I didn’t go to the country, my grandfather, who always loved me, left the world. Although I know that everyone can’t get rid of old and sick, I still stand by and watch my grandfather’s ashes in the little box. Without a little expression, tears started to cry with the family as early as yesterday. At the funeral, I pretended to squeeze a few tears and stared at my hand. Ten fingers are connected to each other, and the hallucinations are general. I feel that the fingertips are filled with the tingling sensation when they are scratched. At that time, I was too young to know that the feeling was called heartache.

Blessing is unparalleled, and the disaster is not alone. Soon, I broke a broken bone in someone else's house. I climbed up from the window sill with one hand and the whole right arm was numb. I couldn’t move it, it was probably too painful. Under the stunned eyes of the aunts who were also interested in chatting on the balcony, I went to the living room to find my father. There wasn’t so much sweat before playing, and the back was wet, and the legs seemed to shudder in the snowy days. My father was shocked and immediately took me to the hospital. My mother comforted me behind me. I didn’t listen to it. I watched a few people move quickly to give me a heavy plaster on my right arm. I didn’t say it from beginning to end. A word.

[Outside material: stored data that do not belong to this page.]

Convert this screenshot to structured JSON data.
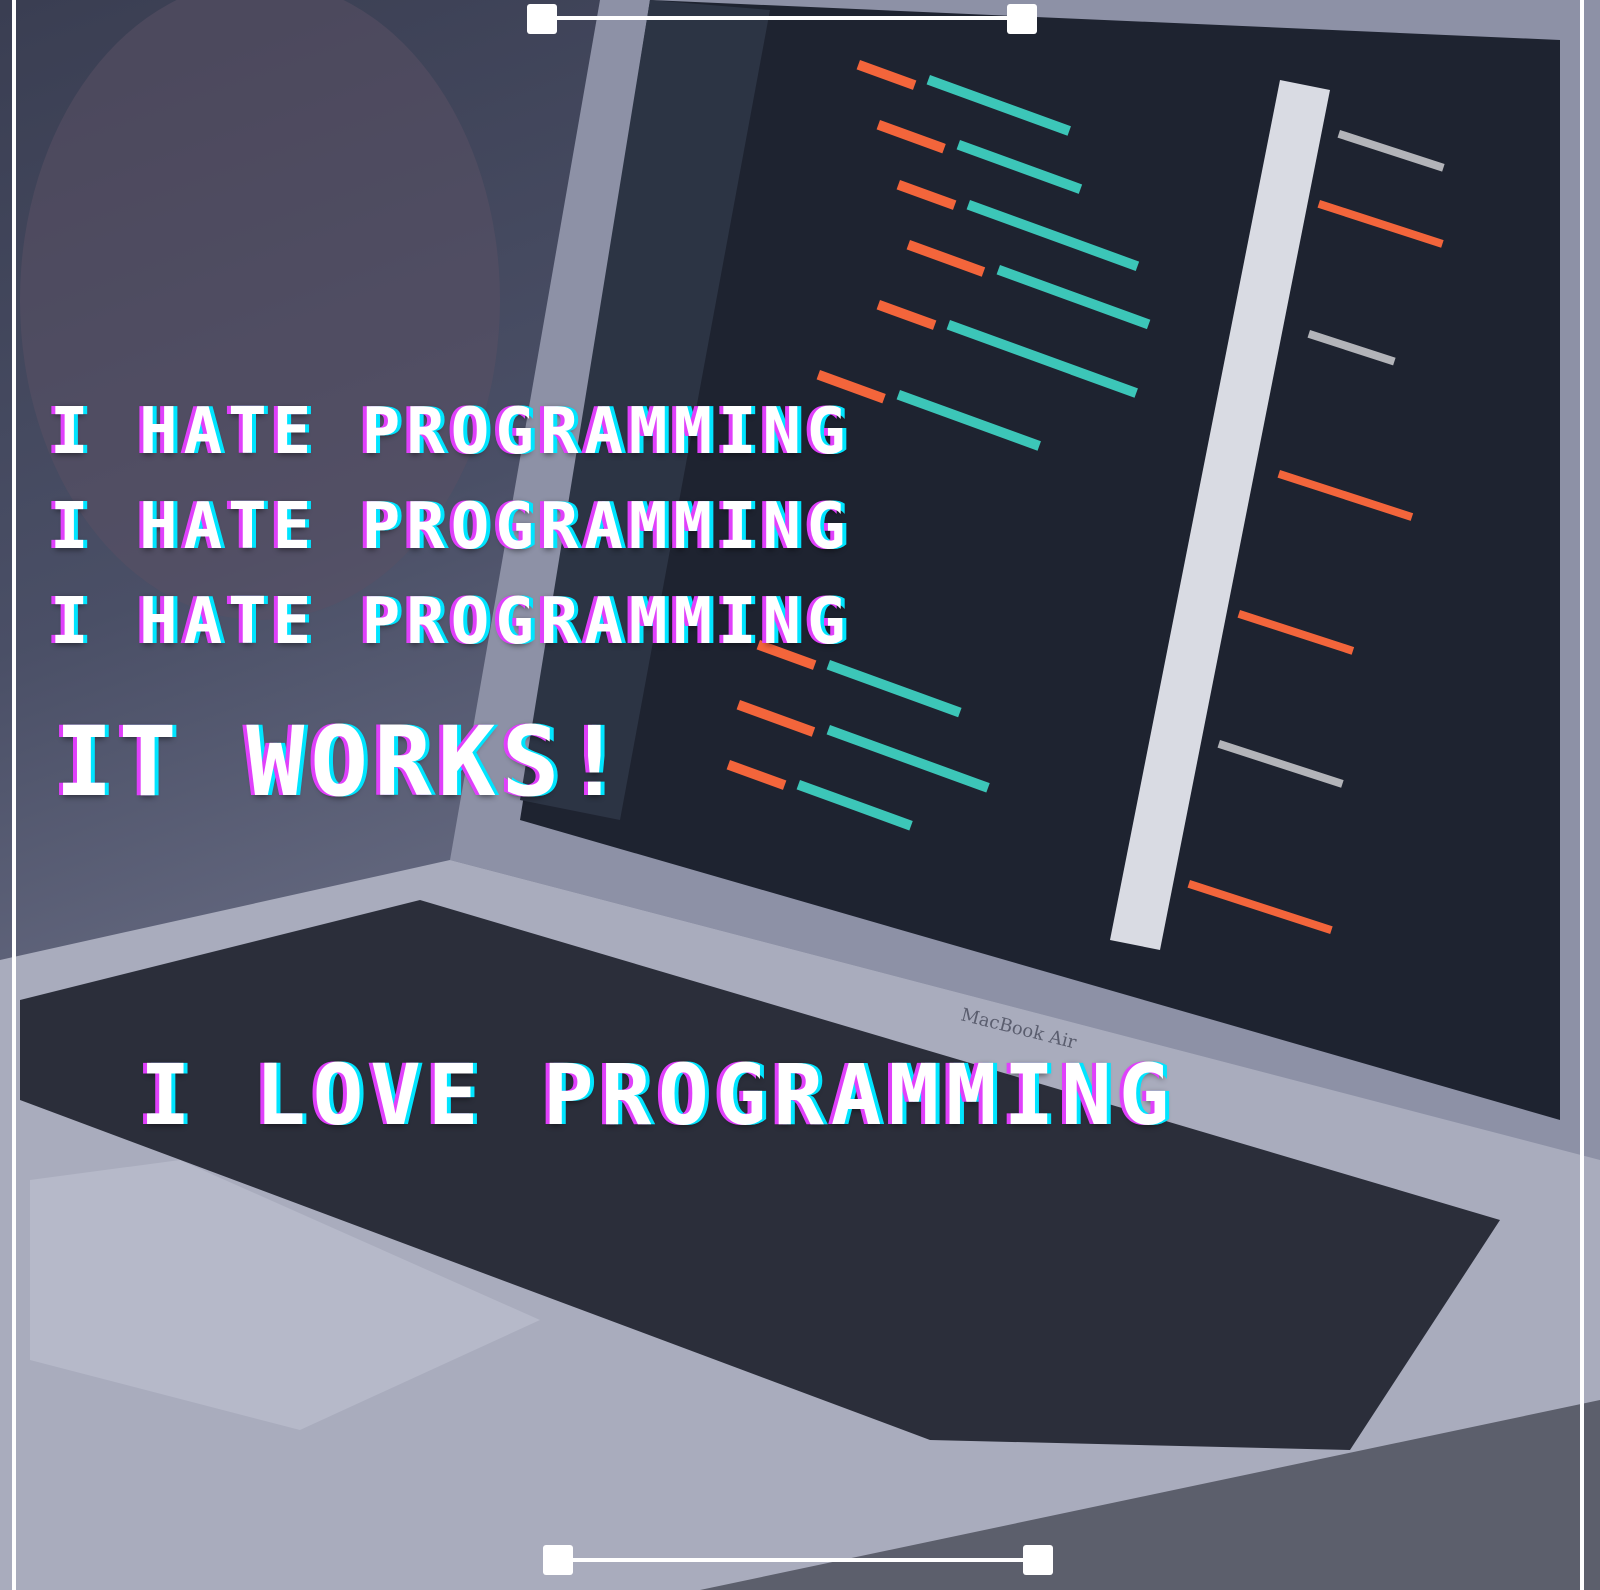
{
  "meme": {
    "hate_lines": [
      "I HATE PROGRAMMING",
      "I HATE PROGRAMMING",
      "I HATE PROGRAMMING"
    ],
    "works_line": "IT WORKS!",
    "love_line": "I LOVE PROGRAMMING"
  },
  "laptop": {
    "brand_text": "MacBook Air"
  },
  "colors": {
    "text": "#ffffff",
    "glitch_magenta": "#e040fb",
    "glitch_cyan": "#00e5ff",
    "code_orange": "#ff6a3d",
    "code_teal": "#3fd0c0",
    "screen_dark": "#1e2330"
  }
}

The next days were not so good, and the pain that reached the limit and disappeared quickly became a real feeling. Going all the way to school, the number of eyes cast on me is endless. When I had such a sense of existence, I was not happy at all. The plaster was dismantled, but my hand was still not good. I couldn’t even straighten my arm. The hand was the pain of the cheekbones. It hurt me to take a breath. .

Later, later, it seems that the usual bicycle ride falls not as painful as when I was a child. The fingertips that were cut by the knife did not feel anything, but I still put a layer of band-aid like a child. My mother groaned and was a box of bottom-up band-aids, sighing, and even blaming me for not having the strength.

Despite this, I hope that those pains will appear more frequently in my life. Not that I like pain, I am as scared and disgusted by many people. But without pain, we can't know what happiness is; without pain, we can't become stronger; without pain, we can't understand the true meaning of life more thoroughly. The pain is not a kind of beauty. It rubs our heart that is not vulnerable. It is like a cockroach. A fine sand slides into its soft body, and it is cruelly stabbed. The pain is condensing, day and night, It became a dazzling, value-for-money pearl.